Furthermore, for each variable xi, the reduction creates a subset Bi in C consisting of xi and ~xi.
Thus, an instance of the set partition problem has been constructed from an instance of NAE-3-SAT in polynomial time.
Now, it must be shown that this reduction is valid, that is, the NAE-3-SAT instance is satisfiable if and only if there exists a partition of S into two subsets S1 and S2 that satisfy the conditions of the set partition problem.
(⇒) Assume there exists a truth assignment to the variables in NAE-3-SAT that satisfies all clauses. We assign all variables that are assigned true to S1 and the others to S2. Since the assignment satisfies NAE-3-SAT, for each clause Ci, there is at least one literal that is true and one that is false, therefore Ai intersects both S1 and S2. Moreover, for each variable xi, xi and ~xi cannot both be true or both false, therefore Bi intersects both S1 and S2.

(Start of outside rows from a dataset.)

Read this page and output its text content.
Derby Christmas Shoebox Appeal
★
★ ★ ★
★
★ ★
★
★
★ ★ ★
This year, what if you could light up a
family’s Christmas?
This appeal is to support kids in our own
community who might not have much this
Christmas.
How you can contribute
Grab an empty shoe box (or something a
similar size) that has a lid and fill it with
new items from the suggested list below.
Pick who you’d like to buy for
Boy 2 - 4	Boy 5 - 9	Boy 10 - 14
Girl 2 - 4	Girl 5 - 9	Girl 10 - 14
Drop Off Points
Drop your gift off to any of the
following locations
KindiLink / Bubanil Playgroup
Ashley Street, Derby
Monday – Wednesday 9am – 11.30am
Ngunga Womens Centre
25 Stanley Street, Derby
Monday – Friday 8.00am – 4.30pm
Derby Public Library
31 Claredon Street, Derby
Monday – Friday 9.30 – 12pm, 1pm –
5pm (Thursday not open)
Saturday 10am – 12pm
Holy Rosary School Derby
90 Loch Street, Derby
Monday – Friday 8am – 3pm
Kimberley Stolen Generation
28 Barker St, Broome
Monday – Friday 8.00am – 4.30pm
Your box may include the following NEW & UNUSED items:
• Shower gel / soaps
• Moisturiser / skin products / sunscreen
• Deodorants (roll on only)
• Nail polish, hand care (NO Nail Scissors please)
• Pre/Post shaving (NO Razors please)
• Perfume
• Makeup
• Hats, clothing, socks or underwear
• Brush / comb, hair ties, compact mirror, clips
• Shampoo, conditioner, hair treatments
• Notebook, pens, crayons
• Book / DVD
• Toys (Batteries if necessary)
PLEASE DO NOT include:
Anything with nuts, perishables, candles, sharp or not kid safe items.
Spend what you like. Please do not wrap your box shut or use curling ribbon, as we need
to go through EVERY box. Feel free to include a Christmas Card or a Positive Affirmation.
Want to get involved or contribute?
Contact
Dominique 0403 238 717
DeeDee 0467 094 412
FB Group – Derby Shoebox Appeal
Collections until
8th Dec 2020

(⇐) Now, assume there exists a partition of S into two subsets S1 and S2 that satisfy the conditions of the set partition problem. Given the way S and C were constructed, this means that for each variable xi, xi and ~xi are in different subsets, and for each clause Ci, not all literals are in the same subset. Then, we can construct a truth assignment to the variables such that xi is true if and only if xi is in S1. Since not all literals of each clause are in the same subset, this assignment satisfies NAE-3-SAT.
Therefore, the reduction is valid and the set partition problem is NP-complete.